Souvent, les étrangers qui s'installent en France sont très contents : ils n'imaginaient pas que c'était aussi simple, qu'ils allaient pouvoir se développer ainsi. La difficulté, pour nous, est de les faire venir. Une fois en France, ils admettent qu'ils ne pensaient pas que les gens travaillaient autant – je rappelle que, selon Eurostat, les cadres français sont ceux qui travaillent le plus en Europe, à raison de quarante-quatre heures hebdomadaires, et que la productivité horaire de la main-d'oeuvre française est la plus forte en Europe après les pays du Benelux. Nos salariés ne sont pas des mercenaires. Le coût du chercheur aux États-Unis est plus élevé qu'en France : la guerre des talents conduit les chercheurs à se déplacer souvent, alors que, en France, une certaine continuité dans les activités de recherche peut être assurée. J'y insiste : notre main-d'oeuvre qualifiée est très appréciée des investisseurs étrangers. C'est pourquoi je suis optimiste : nous bénéficions de talents et d'un écosystème favorable.
M. Tetart, enfin, m'a interrogé sur la nature des entreprises qui investissent en France. Nous travaillons certes avec des fonds, mais de façon très marginale, quand ils rachètent des entreprises ou décident d'investir et qu'il y a des créations d'emplois à la clef. Nous travaillons donc essentiellement avec des entreprises qui s'implantent en France et créent de l'emploi. Pour elles, le principal facteur d'attractivité de la France, c'est le marché. Nous sommes le deuxième marché en Europe et nous serons bientôt le premier, dans vingt ou trente ans, grâce à une démographie plus dynamique que celle des Allemands.
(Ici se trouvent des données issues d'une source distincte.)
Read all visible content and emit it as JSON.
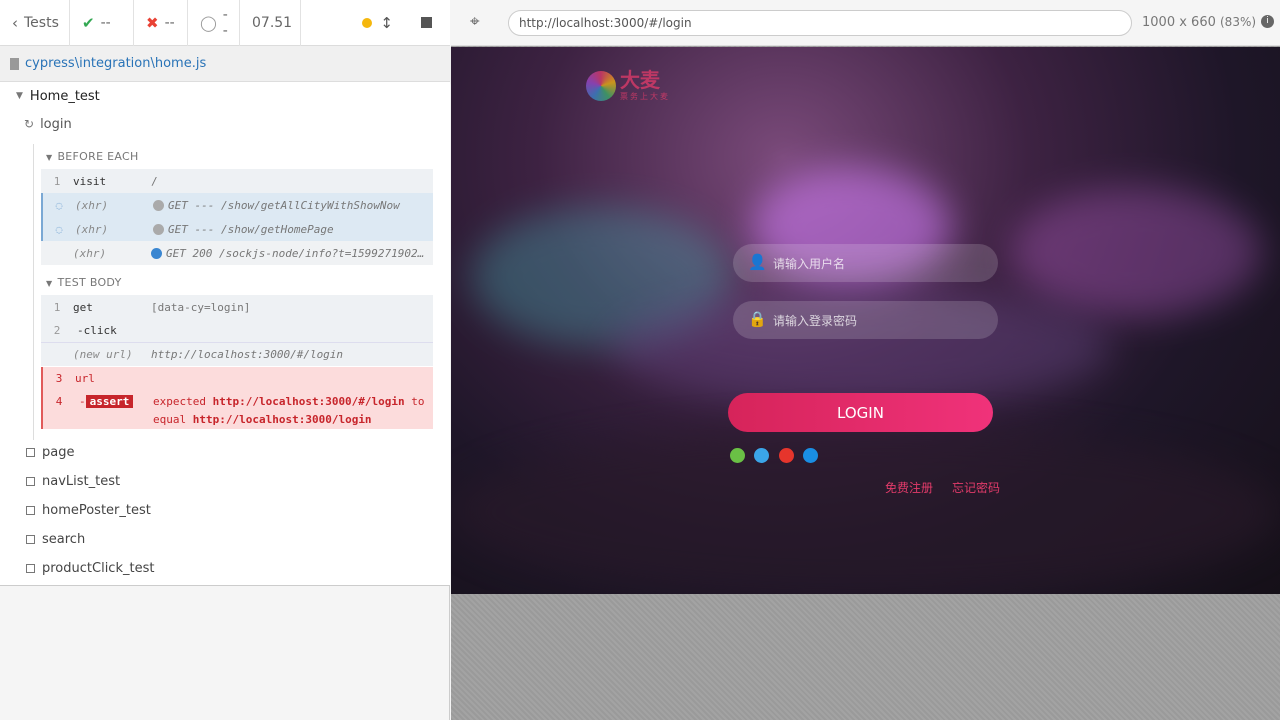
{
  "topbar": {
    "tests_label": "Tests",
    "passed": "--",
    "failed": "--",
    "pending": "--",
    "duration": "07.51"
  },
  "spec_file": "cypress\\integration\\home.js",
  "tree": {
    "suite": "Home_test",
    "current_test": "login",
    "before_each_label": "BEFORE EACH",
    "test_body_label": "TEST BODY",
    "before_each": [
      {
        "num": "1",
        "name": "visit",
        "msg": "/"
      },
      {
        "num": "",
        "name": "(xhr)",
        "msg": "GET --- /show/getAllCityWithShowNow"
      },
      {
        "num": "",
        "name": "(xhr)",
        "msg": "GET --- /show/getHomePage"
      },
      {
        "num": "",
        "name": "(xhr)",
        "msg": "GET 200 /sockjs-node/info?t=1599271902…"
      }
    ],
    "body": [
      {
        "num": "1",
        "name": "get",
        "msg": "[data-cy=login]"
      },
      {
        "num": "2",
        "name": "-click",
        "msg": ""
      },
      {
        "num": "",
        "name": "(new url)",
        "msg": "http://localhost:3000/#/login"
      }
    ],
    "error": {
      "num3": "3",
      "name3": "url",
      "num4": "4",
      "dash": "-",
      "badge": "assert",
      "expected": "expected",
      "url1": "http://localhost:3000/#/login",
      "to": "to",
      "equal": "equal",
      "url2": "http://localhost:3000/login"
    },
    "other_tests": [
      "page",
      "navList_test",
      "homePoster_test",
      "search",
      "productClick_test"
    ]
  },
  "browser": {
    "url": "http://localhost:3000/#/login",
    "size": "1000 x 660",
    "zoom": "(83%)"
  },
  "app": {
    "logo_text": "大麦",
    "logo_sub": "票务上大麦",
    "username_placeholder": "请输入用户名",
    "password_placeholder": "请输入登录密码",
    "login_button": "LOGIN",
    "register_link": "免费注册",
    "forgot_link": "忘记密码"
  },
  "colors": {
    "accent": "#f0327a",
    "pass": "#34a853",
    "fail": "#e94235",
    "link": "#2973b7"
  }
}
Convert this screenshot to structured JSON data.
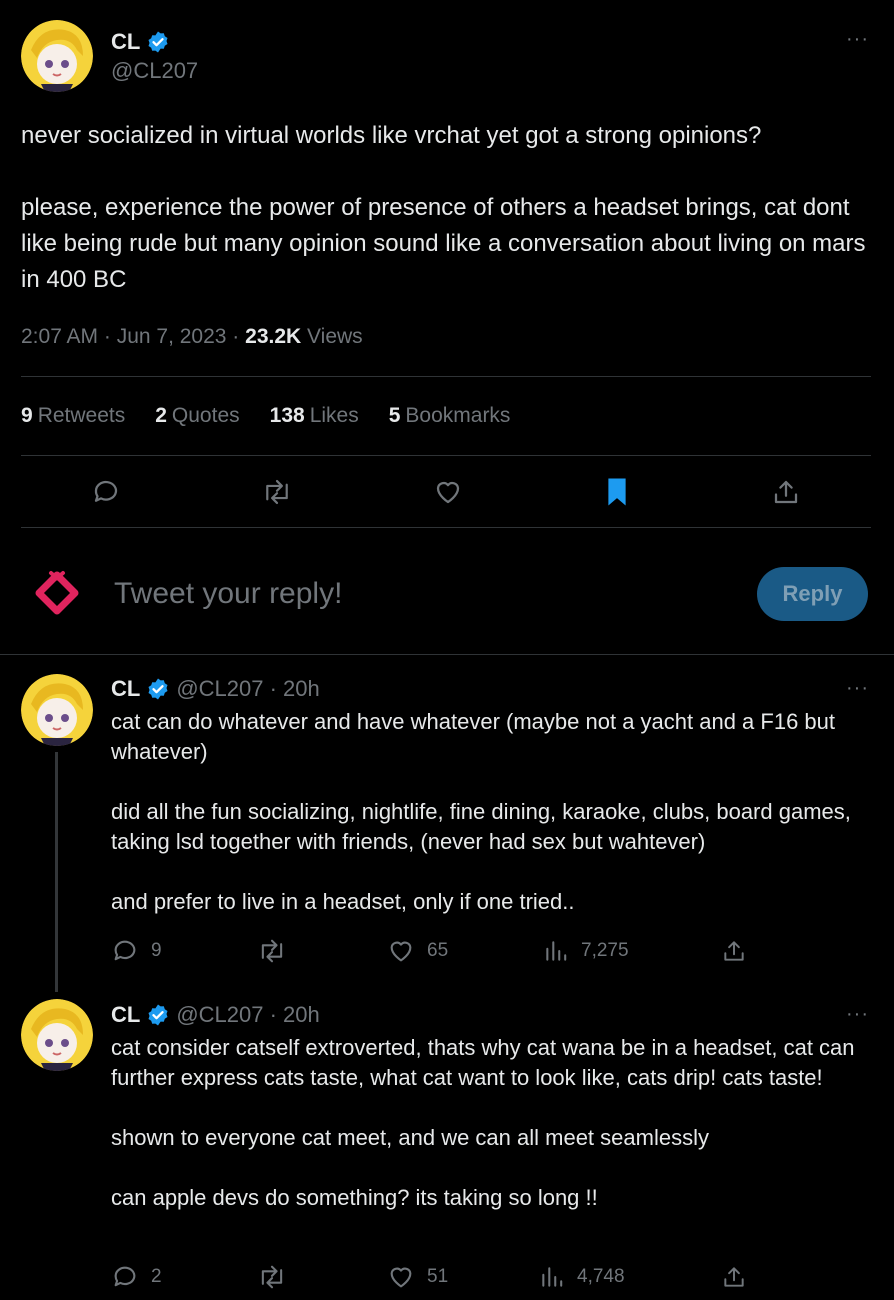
{
  "main_tweet": {
    "name": "CL",
    "handle": "@CL207",
    "text": "never socialized in virtual worlds like vrchat yet got a strong opinions?\n\nplease, experience the power of presence of others a headset brings, cat dont like being rude but many opinion sound like a conversation about living on mars in 400 BC",
    "time": "2:07 AM · Jun 7, 2023 · ",
    "views_count": "23.2K",
    "views_label": " Views",
    "stats": {
      "retweets_num": "9",
      "retweets_label": "Retweets",
      "quotes_num": "2",
      "quotes_label": "Quotes",
      "likes_num": "138",
      "likes_label": "Likes",
      "bookmarks_num": "5",
      "bookmarks_label": "Bookmarks"
    },
    "more_label": "···"
  },
  "composer": {
    "placeholder": "Tweet your reply!",
    "reply_label": "Reply"
  },
  "replies": [
    {
      "name": "CL",
      "handle": "@CL207 · 20h",
      "text": "cat can do whatever and have whatever (maybe not a yacht and a F16 but whatever)\n\ndid all the fun socializing, nightlife, fine dining, karaoke, clubs, board games, taking lsd together with friends, (never had sex but wahtever)\n\nand prefer to live in a headset, only if one tried..",
      "replies": "9",
      "retweets": "",
      "likes": "65",
      "views": "7,275",
      "more_label": "···"
    },
    {
      "name": "CL",
      "handle": "@CL207 · 20h",
      "text": "cat consider catself extroverted, thats why cat wana be in a headset, cat can further express cats taste, what cat want to look like, cats drip! cats taste!\n\nshown to everyone cat meet, and we can all meet seamlessly\n\ncan apple devs do something? its taking so long !!",
      "replies": "2",
      "retweets": "",
      "likes": "51",
      "views": "4,748",
      "more_label": "···"
    }
  ],
  "colors": {
    "background": "#000000",
    "text": "#e7e9ea",
    "muted": "#71767b",
    "verified": "#1d9bf0",
    "bookmark_active": "#1d9bf0",
    "reply_button": "#1a5a86",
    "composer_logo": "#e0245e"
  }
}
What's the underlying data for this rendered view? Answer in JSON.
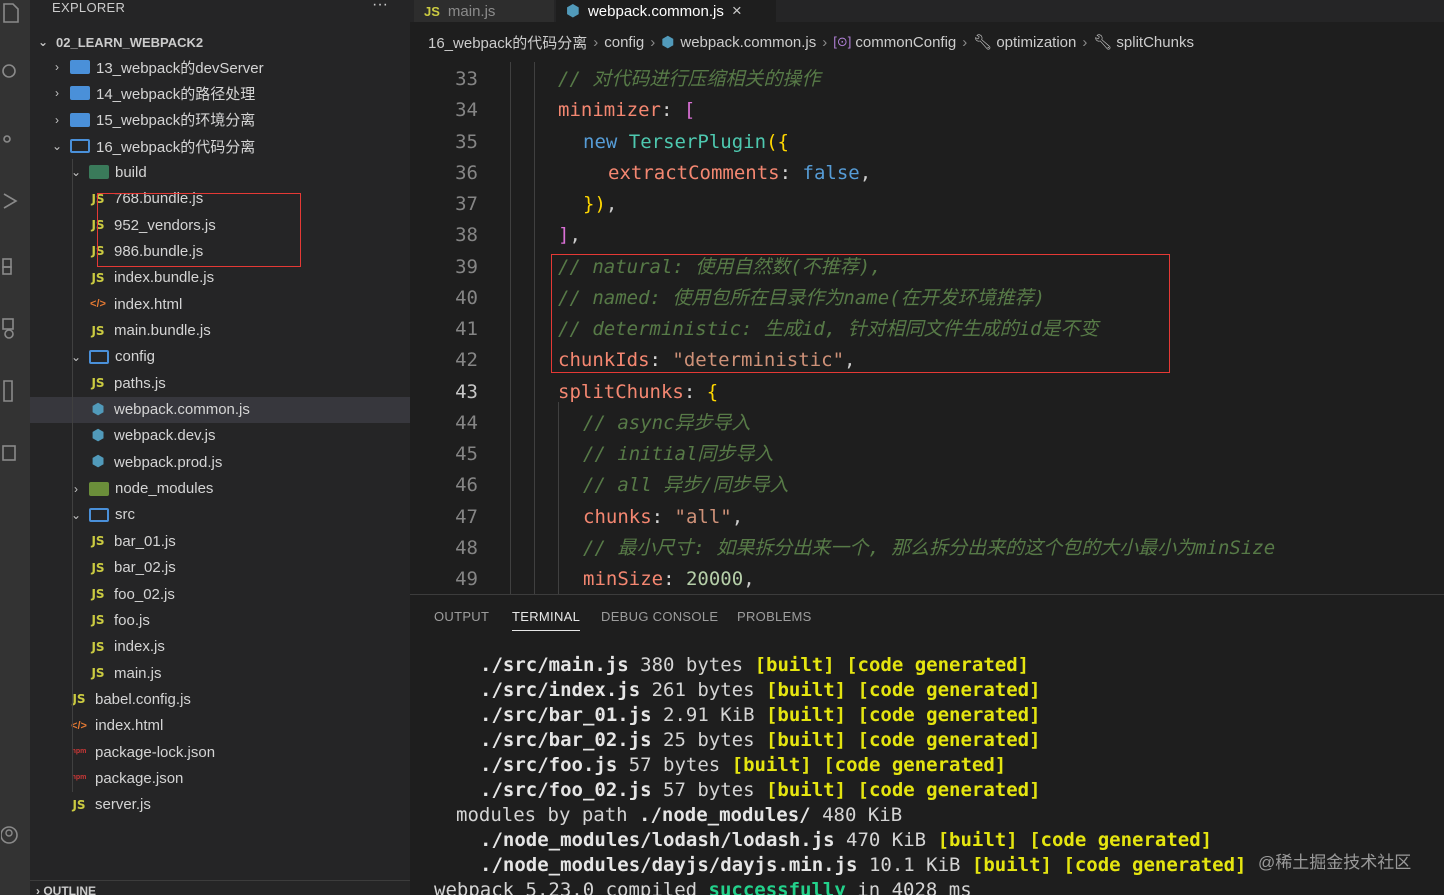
{
  "explorer": {
    "title": "EXPLORER",
    "more": "···",
    "project": "02_LEARN_WEBPACK2",
    "outline": "OUTLINE"
  },
  "tree": [
    {
      "label": "13_webpack的devServer",
      "type": "folder"
    },
    {
      "label": "14_webpack的路径处理",
      "type": "folder"
    },
    {
      "label": "15_webpack的环境分离",
      "type": "folder"
    },
    {
      "label": "16_webpack的代码分离",
      "type": "folder"
    },
    {
      "label": "build",
      "type": "folder"
    },
    {
      "label": "768.bundle.js",
      "type": "js"
    },
    {
      "label": "952_vendors.js",
      "type": "js"
    },
    {
      "label": "986.bundle.js",
      "type": "js"
    },
    {
      "label": "index.bundle.js",
      "type": "js"
    },
    {
      "label": "index.html",
      "type": "html"
    },
    {
      "label": "main.bundle.js",
      "type": "js"
    },
    {
      "label": "config",
      "type": "folder"
    },
    {
      "label": "paths.js",
      "type": "js"
    },
    {
      "label": "webpack.common.js",
      "type": "webpack"
    },
    {
      "label": "webpack.dev.js",
      "type": "webpack"
    },
    {
      "label": "webpack.prod.js",
      "type": "webpack"
    },
    {
      "label": "node_modules",
      "type": "folder"
    },
    {
      "label": "src",
      "type": "folder"
    },
    {
      "label": "bar_01.js",
      "type": "js"
    },
    {
      "label": "bar_02.js",
      "type": "js"
    },
    {
      "label": "foo_02.js",
      "type": "js"
    },
    {
      "label": "foo.js",
      "type": "js"
    },
    {
      "label": "index.js",
      "type": "js"
    },
    {
      "label": "main.js",
      "type": "js"
    },
    {
      "label": "babel.config.js",
      "type": "js"
    },
    {
      "label": "index.html",
      "type": "html"
    },
    {
      "label": "package-lock.json",
      "type": "npm"
    },
    {
      "label": "package.json",
      "type": "npm"
    },
    {
      "label": "server.js",
      "type": "js"
    }
  ],
  "icons": {
    "js": "JS",
    "html": "</>",
    "npm": "npm",
    "webpack": "⬢",
    "chevron_right": "›",
    "chevron_down": "⌄"
  },
  "tabs": [
    {
      "label": "main.js",
      "icon": "JS"
    },
    {
      "label": "webpack.common.js",
      "icon": "⬢",
      "close": "×"
    }
  ],
  "breadcrumb": [
    "16_webpack的代码分离",
    "config",
    "webpack.common.js",
    "commonConfig",
    "optimization",
    "splitChunks"
  ],
  "code": [
    {
      "n": "33",
      "text": "// 对代码进行压缩相关的操作"
    },
    {
      "n": "34",
      "text": "minimizer: ["
    },
    {
      "n": "35",
      "text": "new TerserPlugin({"
    },
    {
      "n": "36",
      "text": "extractComments: false,"
    },
    {
      "n": "37",
      "text": "}),"
    },
    {
      "n": "38",
      "text": "],"
    },
    {
      "n": "39",
      "text": "// natural: 使用自然数(不推荐),"
    },
    {
      "n": "40",
      "text": "// named: 使用包所在目录作为name(在开发环境推荐)"
    },
    {
      "n": "41",
      "text": "// deterministic: 生成id, 针对相同文件生成的id是不变"
    },
    {
      "n": "42",
      "text": "chunkIds: \"deterministic\","
    },
    {
      "n": "43",
      "text": "splitChunks: {"
    },
    {
      "n": "44",
      "text": "// async异步导入"
    },
    {
      "n": "45",
      "text": "// initial同步导入"
    },
    {
      "n": "46",
      "text": "// all 异步/同步导入"
    },
    {
      "n": "47",
      "text": "chunks: \"all\","
    },
    {
      "n": "48",
      "text": "// 最小尺寸: 如果拆分出来一个, 那么拆分出来的这个包的大小最小为minSize"
    },
    {
      "n": "49",
      "text": "minSize: 20000,"
    }
  ],
  "panel_tabs": [
    "OUTPUT",
    "TERMINAL",
    "DEBUG CONSOLE",
    "PROBLEMS"
  ],
  "terminal": [
    {
      "path": "./src/main.js",
      "size": "380 bytes"
    },
    {
      "path": "./src/index.js",
      "size": "261 bytes"
    },
    {
      "path": "./src/bar_01.js",
      "size": "2.91 KiB"
    },
    {
      "path": "./src/bar_02.js",
      "size": "25 bytes"
    },
    {
      "path": "./src/foo.js",
      "size": "57 bytes"
    },
    {
      "path": "./src/foo_02.js",
      "size": "57 bytes"
    },
    {
      "path": "./node_modules/lodash/lodash.js",
      "size": "470 KiB"
    },
    {
      "path": "./node_modules/dayjs/dayjs.min.js",
      "size": "10.1 KiB"
    }
  ],
  "terminal_text": {
    "built": "[built]",
    "generated": "[code generated]",
    "modules_by_path": "modules by path",
    "node_modules_dir": "./node_modules/",
    "node_modules_size": "480 KiB",
    "compile_prefix": "webpack 5.23.0 compiled",
    "compile_status": "successfully",
    "compile_suffix": "in 4028 ms"
  },
  "watermark": "@稀土掘金技术社区",
  "colors": {
    "highlight_box": "#e53935",
    "accent": "#519aba"
  }
}
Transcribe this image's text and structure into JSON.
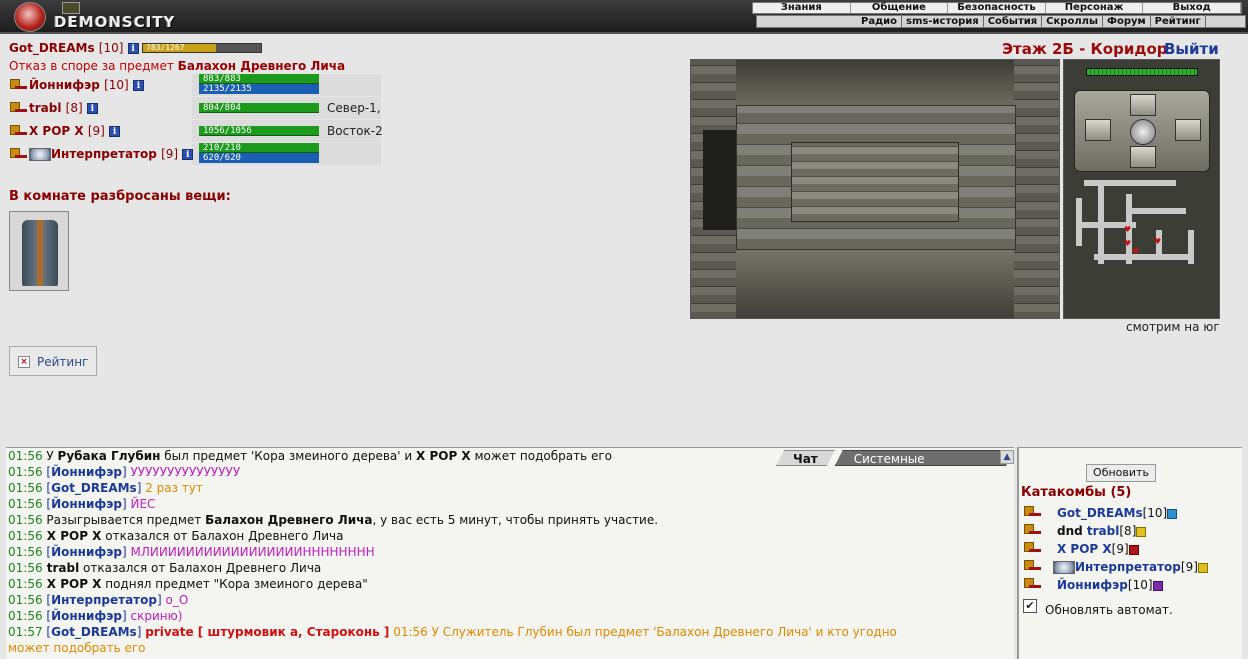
{
  "header": {
    "logo_text": "DEMONSCITY",
    "menu_top": [
      "Знания",
      "Общение",
      "Безопасность",
      "Персонаж",
      "Выход"
    ],
    "menu_bottom": [
      "Радио",
      "sms-история",
      "События",
      "Скроллы",
      "Форум",
      "Рейтинг"
    ]
  },
  "me": {
    "name": "Got_DREAMs",
    "level": "[10]",
    "exp_text": "783/1267",
    "exp_fraction": 0.62
  },
  "refusal": {
    "prefix": "Отказ в споре за предмет",
    "item": "Балахон Древнего Лича"
  },
  "players": [
    {
      "name": "Йоннифэр",
      "level": "[10]",
      "hp": "883/883",
      "mp": "2135/2135",
      "loc": "",
      "avatar": false
    },
    {
      "name": "trabl",
      "level": "[8]",
      "hp": "804/804",
      "mp": "",
      "loc": "Север-1,",
      "avatar": false
    },
    {
      "name": "X POP X",
      "level": "[9]",
      "hp": "1056/1056",
      "mp": "",
      "loc": "Восток-2",
      "avatar": false
    },
    {
      "name": "Интерпретатор",
      "level": "[9]",
      "hp": "210/210",
      "mp": "620/620",
      "loc": "",
      "avatar": true
    }
  ],
  "items_title": "В комнате разбросаны вещи:",
  "rating_button": "Рейтинг",
  "location": {
    "title": "Этаж 2Б - Коридор",
    "exit": "Выйти",
    "look": "смотрим на юг"
  },
  "chat": {
    "tab_chat": "Чат",
    "tab_system": "Системные сообщения",
    "lines": [
      {
        "t": "01:56",
        "parts": [
          [
            "dark",
            " У "
          ],
          [
            "blk",
            "Рубака Глубин"
          ],
          [
            "dark",
            " был предмет 'Кора змеиного дерева' и "
          ],
          [
            "blk",
            "X POP X"
          ],
          [
            "dark",
            " может подобрать его"
          ]
        ]
      },
      {
        "t": "01:56",
        "parts": [
          [
            "br",
            " ["
          ],
          [
            "nm",
            "Йоннифэр"
          ],
          [
            "br",
            "] "
          ],
          [
            "pink",
            "УУУУУУУУУУУУУУУ"
          ]
        ]
      },
      {
        "t": "01:56",
        "parts": [
          [
            "br",
            " ["
          ],
          [
            "nm",
            "Got_DREAMs"
          ],
          [
            "br",
            "] "
          ],
          [
            "orange",
            "2 раз тут"
          ]
        ]
      },
      {
        "t": "01:56",
        "parts": [
          [
            "br",
            " ["
          ],
          [
            "nm",
            "Йоннифэр"
          ],
          [
            "br",
            "] "
          ],
          [
            "pink",
            "ЙЕС"
          ]
        ]
      },
      {
        "t": "01:56",
        "parts": [
          [
            "dark",
            " Разыгрывается предмет "
          ],
          [
            "blk",
            "Балахон Древнего Лича"
          ],
          [
            "dark",
            ", у вас есть 5 минут, чтобы принять участие."
          ]
        ]
      },
      {
        "t": "01:56",
        "parts": [
          [
            "blk",
            " X POP X"
          ],
          [
            "dark",
            " отказался от Балахон Древнего Лича"
          ]
        ]
      },
      {
        "t": "01:56",
        "parts": [
          [
            "br",
            " ["
          ],
          [
            "nm",
            "Йоннифэр"
          ],
          [
            "br",
            "] "
          ],
          [
            "pink",
            "МЛИИИИИИИИИИИИИИИИИНННННННН"
          ]
        ]
      },
      {
        "t": "01:56",
        "parts": [
          [
            "blk",
            " trabl"
          ],
          [
            "dark",
            " отказался от Балахон Древнего Лича"
          ]
        ]
      },
      {
        "t": "01:56",
        "parts": [
          [
            "blk",
            " X POP X"
          ],
          [
            "dark",
            " поднял предмет \"Кора змеиного дерева\""
          ]
        ]
      },
      {
        "t": "01:56",
        "parts": [
          [
            "br",
            " ["
          ],
          [
            "nm",
            "Интерпретатор"
          ],
          [
            "br",
            "] "
          ],
          [
            "pink",
            "о_О"
          ]
        ]
      },
      {
        "t": "01:56",
        "parts": [
          [
            "br",
            " ["
          ],
          [
            "nm",
            "Йоннифэр"
          ],
          [
            "br",
            "] "
          ],
          [
            "pink",
            "скриню)"
          ]
        ]
      },
      {
        "t": "01:57",
        "parts": [
          [
            "br",
            " ["
          ],
          [
            "nm",
            "Got_DREAMs"
          ],
          [
            "br",
            "] "
          ],
          [
            "red",
            "private [ штурмовик а, Староконь ]"
          ],
          [
            "orange",
            " 01:56 У Служитель Глубин был предмет 'Балахон Древнего Лича' и кто угодно"
          ]
        ]
      },
      {
        "t": "",
        "parts": [
          [
            "orange",
            "может подобрать его"
          ]
        ]
      }
    ]
  },
  "userpanel": {
    "refresh": "Обновить",
    "room": "Катакомбы (5)",
    "users": [
      {
        "prefix": "",
        "name": "Got_DREAMs",
        "level": "[10]",
        "icon": "b",
        "avatar": false
      },
      {
        "prefix": "dnd ",
        "name": "trabl",
        "level": "[8]",
        "icon": "y",
        "avatar": false
      },
      {
        "prefix": "",
        "name": "X POP X",
        "level": "[9]",
        "icon": "r",
        "avatar": false
      },
      {
        "prefix": "",
        "name": "Интерпретатор",
        "level": "[9]",
        "icon": "y",
        "avatar": true
      },
      {
        "prefix": "",
        "name": "Йоннифэр",
        "level": "[10]",
        "icon": "p",
        "avatar": false
      }
    ],
    "auto_refresh": "Обновлять автомат.",
    "auto_refresh_checked": true
  }
}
Nous avons également la chance d'être la première destination touristique du monde.
De plus en plus de petites entreprises s'installent en France – un tiers du total, en 2013, étaient en effet des PME. Dans une économie de valeur ajoutée, si vous êtes ambitieux, vous allez vous implanter à l'étranger. Quelqu'un qui travaille dans la haute technologie ira aux États-Unis. Mais c'est en France qu'ira notamment un Américain ou un Asiatique pour attaquer le marché européen – ou un Belge qui recherche un grand marché à côté de chez lui. L'investissement étranger en France n'est pas l'apanage des grandes entreprises : les start-up étrangères sont de plus en plus nombreuses à s'installer chez nous. Au total, en 2013, outre le tiers de PME déjà mentionnées, un tiers d'entreprises de taille intermédiaire et un tiers de grands groupes se sont implantés en France. Cela pose la question des talents, des petites équipes qui viennent en France et qui s'installent en tribus – à nous de faciliter leur installation.